What is a mobility score?
A mobility score is the single number that ranks a passport. It combines visa-free destinations (weighted most heavily), visa-on-arrival destinations, eTA destinations, and fast eVisa destinations into one comparable figure. A higher mobility score means more travel freedom and a higher rank.
Does an eVisa count toward passport power?
Fast eVisas, electronic visas issued quickly (typically within a few working days) and applied for entirely online, count toward the mobility score because they represent genuinely simplified access. Traditional embassy visas requiring in-person submission and long processing times do not count, because they don't reflect ease of travel.
How many passports does the Atlys Passport Index rank?
The Atlys Passport Index ranks 147 passports by mobility score. You can find your passport, study the others, and compare up to several passports side by side at atlys.com/passport.
Does a strong visa make up for a weaker passport?
To a meaningful extent, yes. A multiple-entry visa from a major country (US, UK, Schengen, Canada, Australia, Japan) can unlock visa-free or simplified entry to a long list of secondary destinations, regardless of your passport's base ranking.
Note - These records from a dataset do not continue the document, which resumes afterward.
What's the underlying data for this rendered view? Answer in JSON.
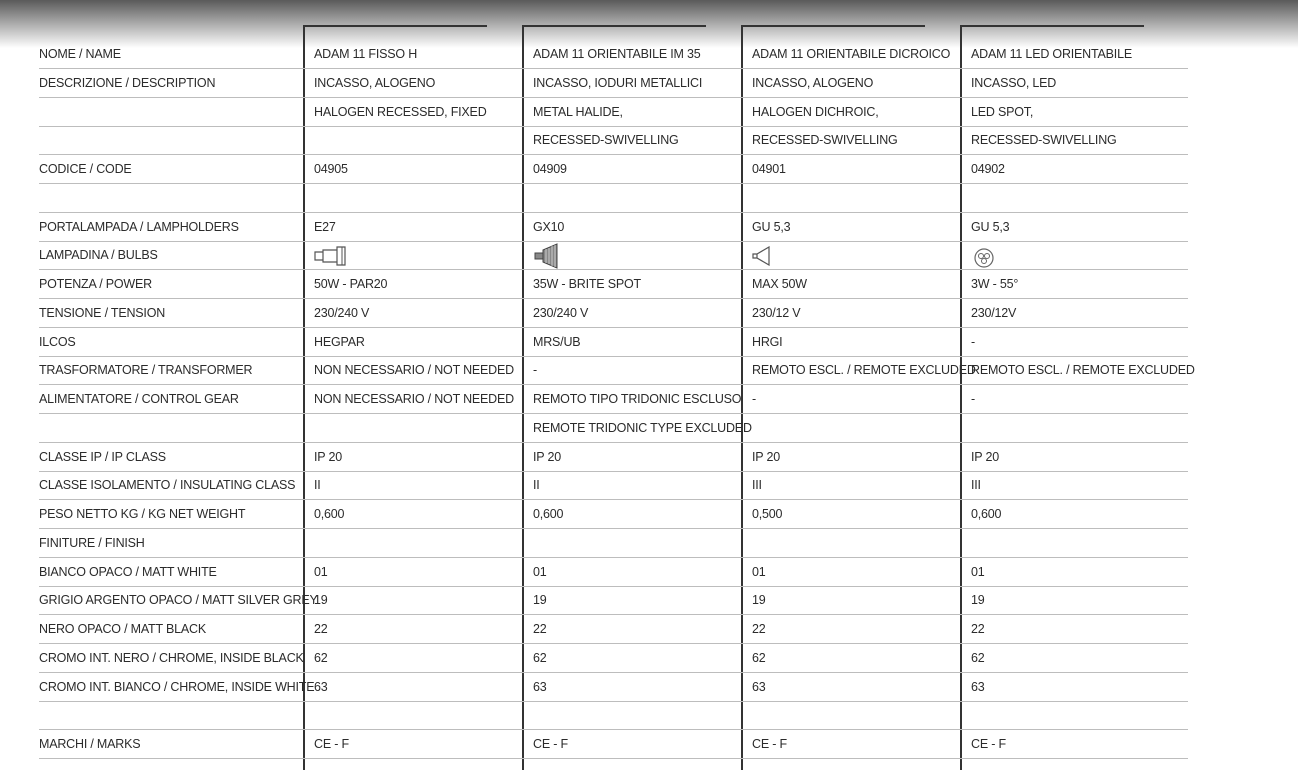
{
  "table": {
    "rows": [
      [
        "NOME / NAME",
        "ADAM 11 FISSO H",
        "ADAM 11 ORIENTABILE IM 35",
        "ADAM 11 ORIENTABILE DICROICO",
        "ADAM 11 LED ORIENTABILE"
      ],
      [
        "DESCRIZIONE / DESCRIPTION",
        "INCASSO, ALOGENO",
        "INCASSO, IODURI METALLICI",
        "INCASSO, ALOGENO",
        "INCASSO, LED"
      ],
      [
        null,
        "HALOGEN RECESSED, FIXED",
        "METAL HALIDE,",
        "HALOGEN DICHROIC,",
        "LED SPOT,"
      ],
      [
        null,
        null,
        "RECESSED-SWIVELLING",
        "RECESSED-SWIVELLING",
        "RECESSED-SWIVELLING"
      ],
      [
        "CODICE / CODE",
        "04905",
        "04909",
        "04901",
        "04902"
      ],
      [
        null,
        null,
        null,
        null,
        null
      ],
      [
        "PORTALAMPADA / LAMPHOLDERS",
        "E27",
        "GX10",
        "GU 5,3",
        "GU 5,3"
      ],
      [
        "LAMPADINA / BULBS",
        null,
        null,
        null,
        null
      ],
      [
        "POTENZA / POWER",
        "50W - PAR20",
        "35W - BRITE SPOT",
        "MAX 50W",
        "3W - 55°"
      ],
      [
        "TENSIONE / TENSION",
        "230/240 V",
        "230/240 V",
        "230/12 V",
        "230/12V"
      ],
      [
        "ILCOS",
        "HEGPAR",
        "MRS/UB",
        "HRGI",
        "-"
      ],
      [
        "TRASFORMATORE / TRANSFORMER",
        "NON NECESSARIO / NOT NEEDED",
        "-",
        "REMOTO ESCL. / REMOTE EXCLUDED",
        "REMOTO ESCL. / REMOTE EXCLUDED"
      ],
      [
        "ALIMENTATORE / CONTROL GEAR",
        "NON NECESSARIO / NOT NEEDED",
        "REMOTO TIPO TRIDONIC ESCLUSO",
        "-",
        "-"
      ],
      [
        null,
        null,
        "REMOTE TRIDONIC TYPE EXCLUDED",
        null,
        null
      ],
      [
        "CLASSE IP / IP CLASS",
        "IP 20",
        "IP 20",
        "IP 20",
        "IP 20"
      ],
      [
        "CLASSE ISOLAMENTO / INSULATING CLASS",
        "II",
        "II",
        "III",
        "III"
      ],
      [
        "PESO NETTO KG / KG NET WEIGHT",
        "0,600",
        "0,600",
        "0,500",
        "0,600"
      ],
      [
        "FINITURE / FINISH",
        null,
        null,
        null,
        null
      ],
      [
        "BIANCO OPACO / MATT WHITE",
        "01",
        "01",
        "01",
        "01"
      ],
      [
        "GRIGIO ARGENTO OPACO / MATT SILVER GREY",
        "19",
        "19",
        "19",
        "19"
      ],
      [
        "NERO OPACO / MATT BLACK",
        "22",
        "22",
        "22",
        "22"
      ],
      [
        "CROMO INT. NERO / CHROME, INSIDE BLACK",
        "62",
        "62",
        "62",
        "62"
      ],
      [
        "CROMO INT. BIANCO / CHROME, INSIDE WHITE",
        "63",
        "63",
        "63",
        "63"
      ],
      [
        null,
        null,
        null,
        null,
        null
      ],
      [
        "MARCHI / MARKS",
        "CE - F",
        "CE - F",
        "CE - F",
        "CE - F"
      ]
    ]
  }
}
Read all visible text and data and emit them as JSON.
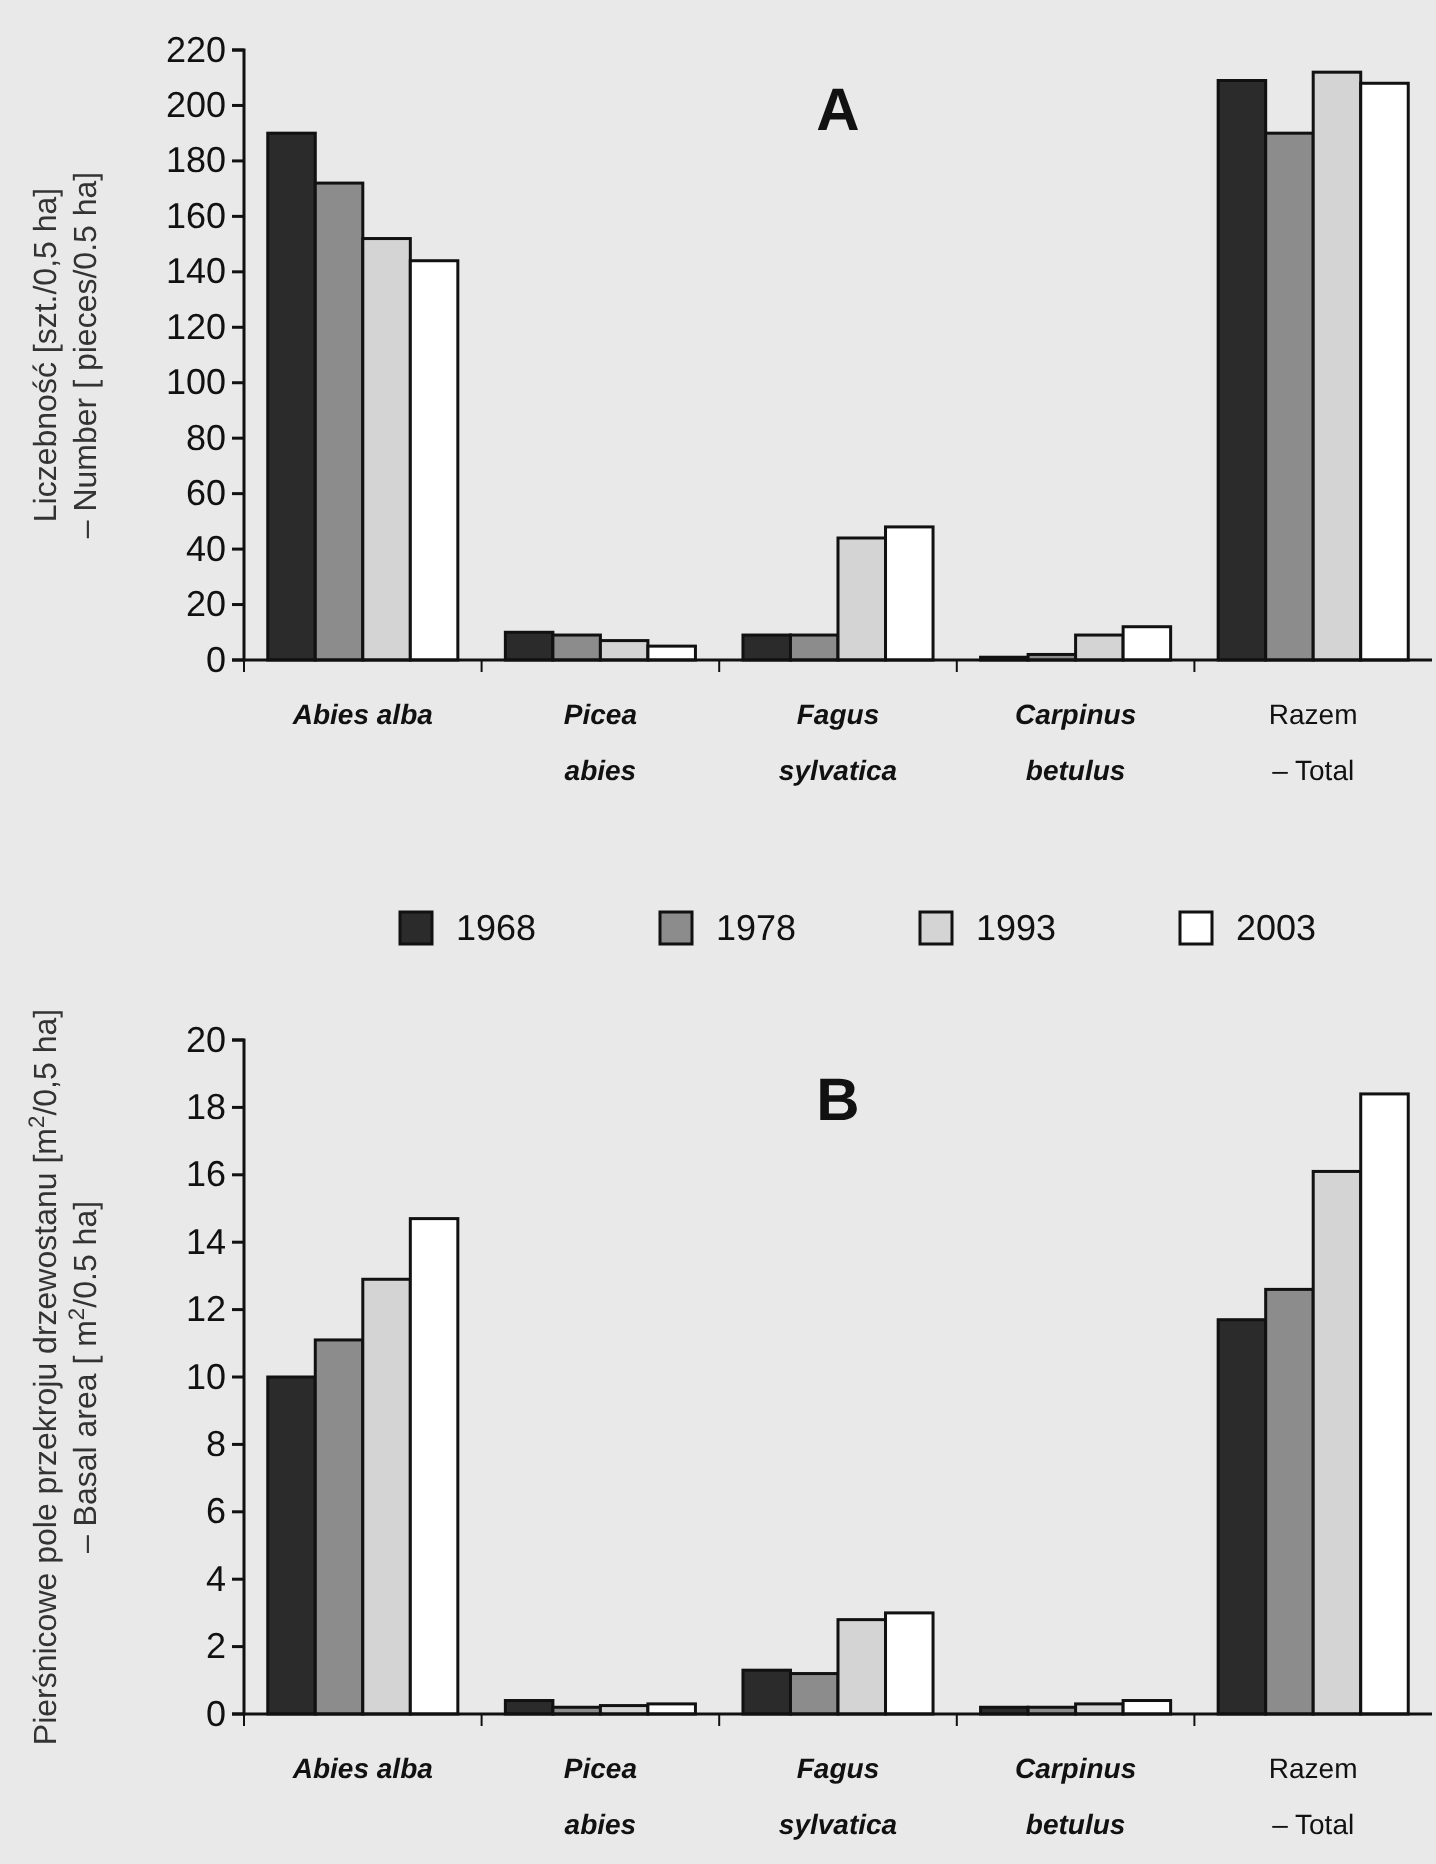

This is one of the most practical ways to expand your travel access. Check what your visas unlock on the Atlys Passport Index.
Is the Atlys Passport Index free to use?
Yes, the Atlys Passport Index is completely free. You can check your passport's rank, view your full visa-free access list, and compare passports without any charge at atlys.com/passport.
What entry requirements still apply with visa-free access?
Even with visa-free access, you must still meet standard entry requirements, typically a passport valid for the required period, proof of onward or return travel, sufficient funds for your stay, and accommodation details. Visa-free removes the visa application, not the basic conditions of entry, and the final decision always rests with the immigration officer at the border.
How often is the Atlys Passport Index updated?
The Atlys Passport Index is updated to reflect current visa policies and agreements, so the rankings and access lists you see are based on present-day rules rather than outdated information. Visa policies change frequently, so it's always worth checking before you book.